In Bagua Grande we find an insurance office, but things are more difficult than expected. It takes us four hours to finally receive a SOAT contract. The main problem is that our vehicle runs (also according to the customs paper) as a motorhome. This class simply doesn’t exist in Peru. Eventually I had the idea to insure the truck as pick-up. We had the same problem in Colombia and Ecuador, but they were less bureaucratic there and simply wrote camionetta in the insurance contract. That helps us now because we use these papers as a proof, which is accepted by the insurance company. The only bitter pill is that we have to pay 247.50 Nuevo Soles for three months during a local pays around 225 PEN for a year. That’s foreigner surcharge, we get to know. Admitted, it is still cheaper than any insurance we could have taken out from home.
We only receive a temporary SOAT, the original contract has to be sent from headquarter, and they only can send it to the branch in Bagua Grande. We don’t intend to stay any minute longer in this ugly, loud, and incredibly hot city, so we agree upon forwarding the papers by collectivo (microbus) to the bus station in Chachapoyas where we shall pick them up tomorrow around midday.

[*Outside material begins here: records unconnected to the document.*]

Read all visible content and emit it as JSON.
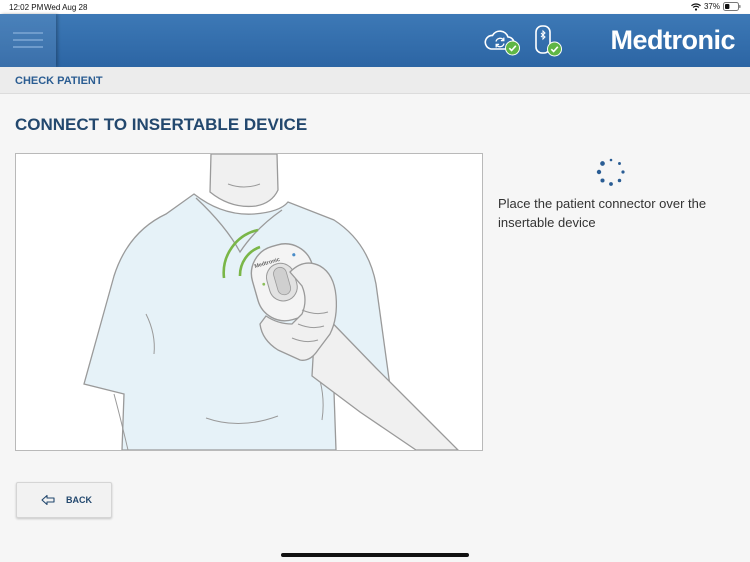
{
  "status_bar": {
    "time": "12:02 PM",
    "date": "Wed Aug 28",
    "battery": "37%",
    "battery_level": 0.37,
    "icons": [
      "wifi-icon",
      "battery-icon"
    ]
  },
  "header": {
    "brand": "Medtronic",
    "icons": [
      "menu-icon",
      "cloud-sync-icon",
      "patient-connector-icon",
      "check-icon"
    ],
    "colors": {
      "header": "#2f69a8",
      "check_badge": "#5fb646"
    }
  },
  "breadcrumb": {
    "label": "CHECK PATIENT"
  },
  "main": {
    "title": "CONNECT TO INSERTABLE DEVICE",
    "illustration_device_brand": "Medtronic",
    "instruction": "Place the patient connector over the insertable device",
    "colors": {
      "title": "#23486e",
      "scrubs": "#e6f2f8",
      "signal": "#7ab648"
    }
  },
  "footer": {
    "back_label": "BACK",
    "icons": [
      "back-arrow-icon",
      "loading-spinner-icon"
    ]
  }
}
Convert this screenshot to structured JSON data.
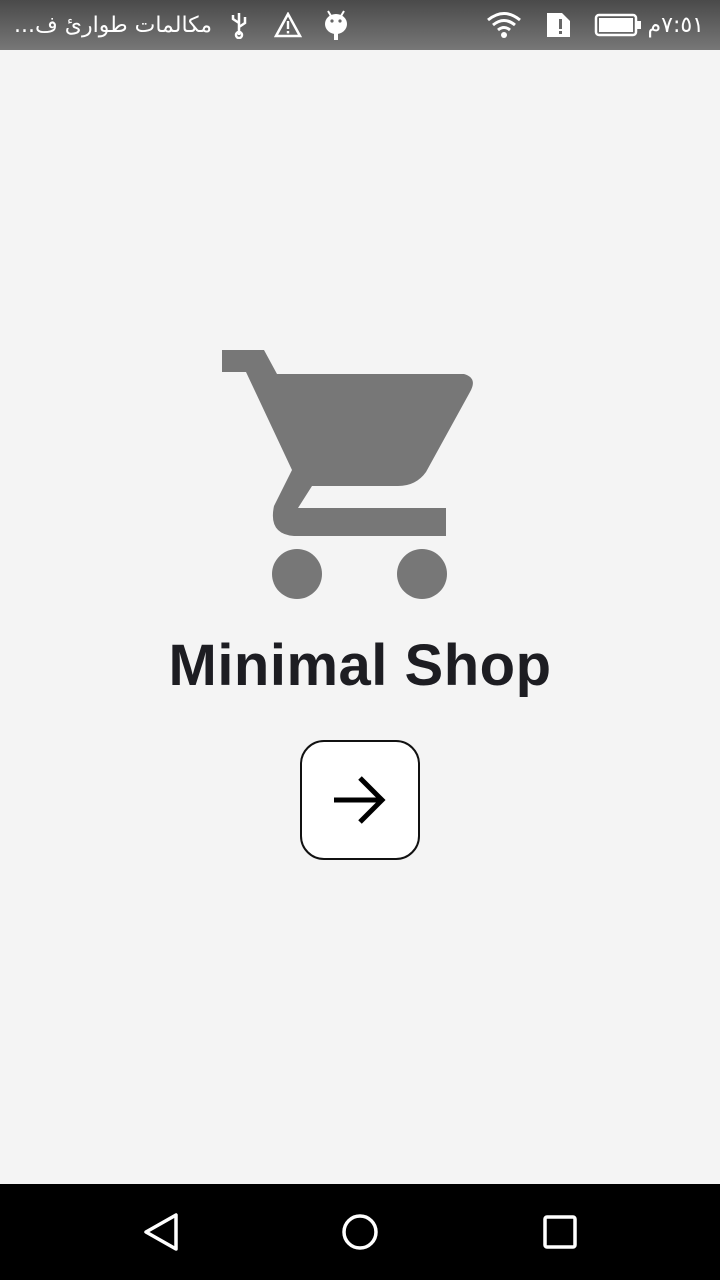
{
  "status_bar": {
    "notification_text": "مكالمات طوارئ ف...",
    "time": "٧:٥١م",
    "icons": [
      "usb-icon",
      "warning-icon",
      "android-icon",
      "wifi-icon",
      "sim-alert-icon",
      "battery-icon"
    ]
  },
  "app": {
    "title": "Minimal Shop",
    "logo_icon": "shopping-cart-icon",
    "next_button_icon": "arrow-right-icon"
  },
  "colors": {
    "background": "#f4f4f4",
    "cart_icon": "#777777",
    "title": "#1d1d22",
    "button_border": "#111111",
    "nav_bar": "#000000"
  },
  "nav_bar": {
    "icons": [
      "back-icon",
      "home-icon",
      "recent-apps-icon"
    ]
  }
}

We continue east on # 5 and then south on # 8A. Between Pedro Ruiz and Chachapoyas we find the bridge over Rio Utucumba, turn left right before that bridge, and follow the dirt road for 6 km. The road is o.k. for bigger rigs; it is narrow, but there is not much traffic. The road ends in San Pablo at the plaza, and the tourism office is to the right. People in this tiny village with 200 inhabitants are so delightful – tourism is here only since 2008, and it didn’t spoil the people yet – that we decide to take a guide for our tomorrow’s hike to the Gocta Waterfall – despite our guide allergy. We can camp in front of the health centre beside the church (S 06°02’33.2’’ W 77°55’10.3’’) or anywhere else on the sleepy plaza.